What is the quickest method of finding the inverse laplace transform of $ 7e^{-6}/(s^2+6)^4 $

Question

Solving for a differential equation, I found this which I need to obtain the inverse laplace of. What method should I use to solve this as quick as possible?
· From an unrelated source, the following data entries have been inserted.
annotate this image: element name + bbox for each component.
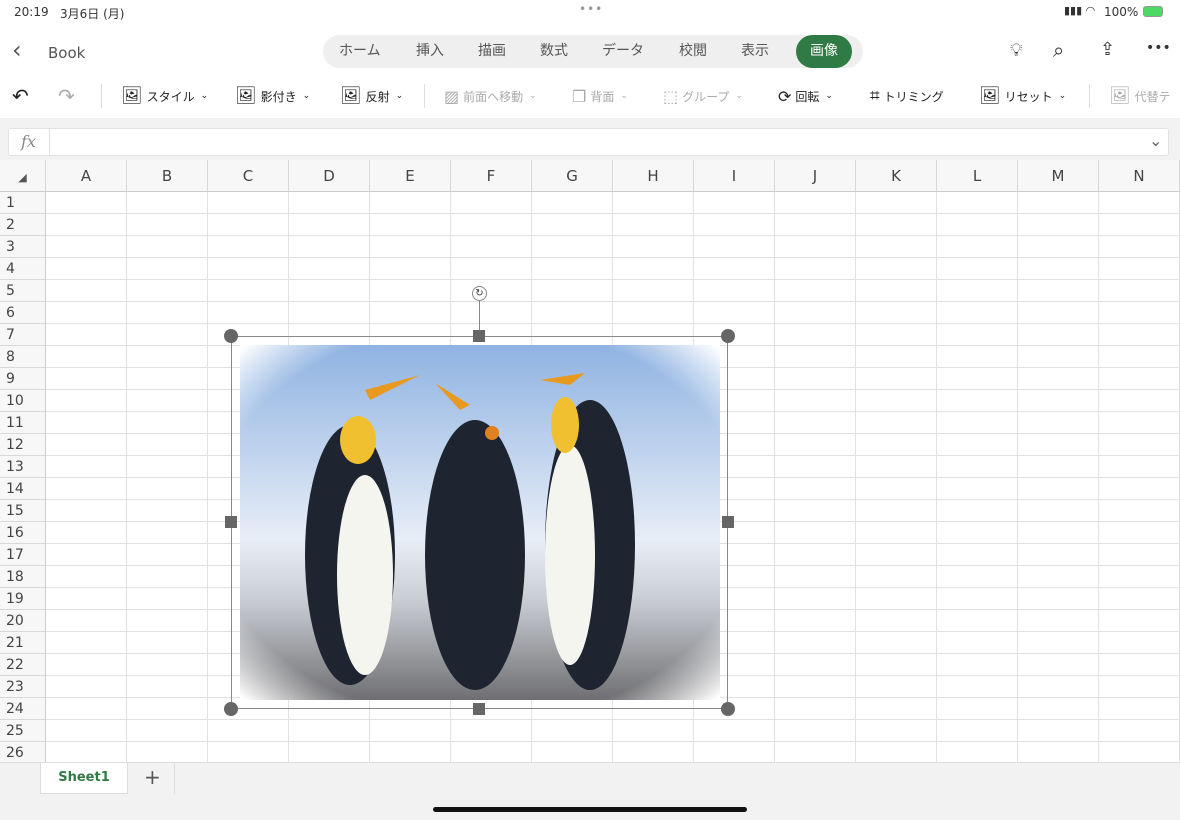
bring-forward-button[interactable]: ▨ 前面へ移動 ⌄ [444, 78, 537, 114]
column-header-H[interactable]: H [613, 160, 694, 192]
column-header-C[interactable]: C [208, 160, 289, 192]
row-header-10[interactable]: 10 [0, 390, 46, 412]
reflection-button[interactable]: 🖼︎ 反射 ⌄ [340, 78, 403, 114]
row-header-19[interactable]: 19 [0, 588, 46, 610]
group-icon: ⬚ [663, 86, 679, 106]
rotate-icon: ⟳ [778, 86, 792, 106]
send-backward-button[interactable]: ❐ 背面 ⌄ [572, 78, 628, 114]
tab-formulas[interactable]: 数式 [540, 35, 568, 68]
alt-text-icon: 🖼︎ [1109, 86, 1131, 106]
row-header-6[interactable]: 6 [0, 302, 46, 324]
row-header-1[interactable]: 1 [0, 192, 46, 214]
column-header-E[interactable]: E [370, 160, 451, 192]
row-header-22[interactable]: 22 [0, 654, 46, 676]
column-header-B[interactable]: B [127, 160, 208, 192]
column-header-K[interactable]: K [856, 160, 937, 192]
row-header-14[interactable]: 14 [0, 478, 46, 500]
home-indicator[interactable] [433, 807, 747, 812]
status-date: 3月6日 (月) [60, 7, 125, 21]
row-header-3[interactable]: 3 [0, 236, 46, 258]
share-icon[interactable]: ⇪ [1100, 39, 1115, 60]
row-header-18[interactable]: 18 [0, 566, 46, 588]
row-header-5[interactable]: 5 [0, 280, 46, 302]
row-header-25[interactable]: 25 [0, 720, 46, 742]
column-header-F[interactable]: F [451, 160, 532, 192]
send-backward-icon: ❐ [572, 86, 587, 106]
row-header-17[interactable]: 17 [0, 544, 46, 566]
back-icon[interactable]: ‹ [12, 36, 22, 64]
reset-picture-icon: 🖼︎ [979, 86, 1001, 106]
row-header-15[interactable]: 15 [0, 500, 46, 522]
signal-wifi-icon: ▮▮▮ ◠ [1064, 4, 1096, 17]
fx-icon[interactable]: fx [21, 132, 36, 151]
row-header-20[interactable]: 20 [0, 610, 46, 632]
column-header-A[interactable]: A [46, 160, 127, 192]
tab-draw[interactable]: 描画 [478, 35, 506, 68]
status-bar: 20:19 3月6日 (月) ••• ▮▮▮ ◠ 100% [0, 0, 1180, 24]
tab-insert[interactable]: 挿入 [416, 35, 444, 68]
picture-style-icon: 🖼︎ [121, 86, 143, 106]
row-header-26[interactable]: 26 [0, 742, 46, 762]
row-header-4[interactable]: 4 [0, 258, 46, 280]
row-header-24[interactable]: 24 [0, 698, 46, 720]
crop-icon: ⌗ [870, 86, 880, 106]
undo-icon[interactable]: ↶ [12, 78, 29, 114]
formula-bar[interactable]: fx ⌄ [8, 128, 1169, 156]
search-icon[interactable]: ⌕ [1053, 38, 1064, 62]
column-header-I[interactable]: I [694, 160, 775, 192]
column-header-G[interactable]: G [532, 160, 613, 192]
row-header-13[interactable]: 13 [0, 456, 46, 478]
style-button[interactable]: 🖼︎ スタイル ⌄ [121, 78, 208, 114]
column-header-L[interactable]: L [937, 160, 1018, 192]
reflection-icon: 🖼︎ [340, 86, 362, 106]
group-button[interactable]: ⬚ グループ ⌄ [663, 78, 743, 114]
rotate-button[interactable]: ⟳ 回転 ⌄ [778, 78, 833, 114]
lightbulb-icon[interactable]: 💡︎ [1010, 40, 1023, 61]
row-header-21[interactable]: 21 [0, 632, 46, 654]
crop-button[interactable]: ⌗ トリミング [870, 78, 944, 114]
row-header-9[interactable]: 9 [0, 368, 46, 390]
column-header-M[interactable]: M [1018, 160, 1099, 192]
selected-picture[interactable]: ↻ [224, 286, 735, 716]
row-header-16[interactable]: 16 [0, 522, 46, 544]
rotation-handle-icon[interactable]: ↻ [472, 286, 487, 301]
sheet-tab-bar: Sheet1 + [0, 762, 1180, 820]
select-all-button[interactable]: ◢ [0, 160, 46, 192]
multitask-dots-icon[interactable]: ••• [579, 2, 603, 16]
shadow-icon: 🖼︎ [235, 86, 257, 106]
tab-home[interactable]: ホーム [339, 35, 381, 68]
row-header-2[interactable]: 2 [0, 214, 46, 236]
row-header-11[interactable]: 11 [0, 412, 46, 434]
alt-text-button[interactable]: 🖼︎ 代替テ [1109, 78, 1171, 114]
battery-icon [1143, 6, 1163, 17]
document-title: Book [48, 44, 86, 62]
tab-review[interactable]: 校閲 [679, 35, 707, 68]
column-header-D[interactable]: D [289, 160, 370, 192]
status-time: 20:19 [14, 5, 49, 19]
penguins-image [240, 345, 720, 700]
row-header-12[interactable]: 12 [0, 434, 46, 456]
ribbon-tabs [323, 35, 863, 68]
reset-button[interactable]: 🖼︎ リセット ⌄ [979, 78, 1066, 114]
column-header-J[interactable]: J [775, 160, 856, 192]
redo-icon[interactable]: ↷ [58, 78, 75, 114]
row-header-23[interactable]: 23 [0, 676, 46, 698]
shadow-button[interactable]: 🖼︎ 影付き ⌄ [235, 78, 310, 114]
row-header-7[interactable]: 7 [0, 324, 46, 346]
column-header-N[interactable]: N [1099, 160, 1180, 192]
add-sheet-button[interactable]: + [144, 765, 161, 789]
tab-view[interactable]: 表示 [741, 35, 769, 68]
bring-forward-icon: ▨ [444, 86, 460, 106]
battery-level: 100% [1104, 5, 1139, 19]
sheet-tab-sheet1[interactable]: Sheet1 [40, 763, 128, 794]
expand-chevron-icon[interactable]: ⌄ [1149, 131, 1162, 150]
tab-data[interactable]: データ [602, 35, 644, 68]
more-icon[interactable]: ••• [1146, 40, 1171, 56]
tab-picture[interactable]: 画像 [796, 35, 852, 68]
row-header-8[interactable]: 8 [0, 346, 46, 368]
Partial fractions and convolution seem to both take quite a long time.

Answer 1

You could start with a few derivatives: $$\frac d{ds}\frac1{s^2+6}=-\frac{2s}{(s^2+6)^2}$$ $$\frac{d^2}{ds^2}\frac1{s^2+6}=\frac6{(s^2+6)^2}-\frac{48}{(s^2+6)^3}$$ $$\frac d{ds}\frac s{s^2+6}=-\frac1{s^2+6}+\frac{12}{(s^2+6)^2}$$ $$\frac{d^2}{ds^2}\frac s{s^2+6}=\frac{2s}{(s^2+6)^2}-\frac{48s}{(s^2+6)^3}$$ $$\begin{align}\frac{d^3}{ds^3}\frac s{s^2+6}&=-\frac{1728}{(s^2+6)^4}+\frac{288}{(s^2+6)^3}-\frac6{(s^2+6)^2}\\ &=-\frac{1728}{(s^2+6)^4}-6\frac{d^2}{ds^2}\frac1{s^2+6}+\frac{30}{(s^2+6)^2}\\ &=-\frac{1728}{(s^2+6)^4}-6\frac{d^2}{ds^2}\frac1{s^2+6}+\frac52\frac d{ds}\frac s{s^2+6}+\frac52\frac1{s^2+6}\end{align}$$ Or $$\frac{7e^{-6}}{(s^2+6)^4}=-\frac{7e^{-6}}{1728}\left\{\frac{d^3}{ds^3}\frac s{s^2+6}+6\frac{d^2}{ds^2}\frac1{s^2+6}-\frac52\frac d{ds}\frac s{s^2+6}-\frac52\frac1{s^2+6}\right\}$$ Now we can find $$f(t)=-\frac{7e^{-6}}{1728}\left\{-t^3\cos(\sqrt6t)+\sqrt6t^2\sin(\sqrt6t)+\frac52\cos(\sqrt6t)-\frac{5\sqrt6}{12}\sin(\sqrt6t)\right\}$$ Just look at the method; don't trust the arithmetic.

EDIT: As one might have suspected, there were arithmetic mistakes. After correction, my results now agree with Wolfram|Alpha.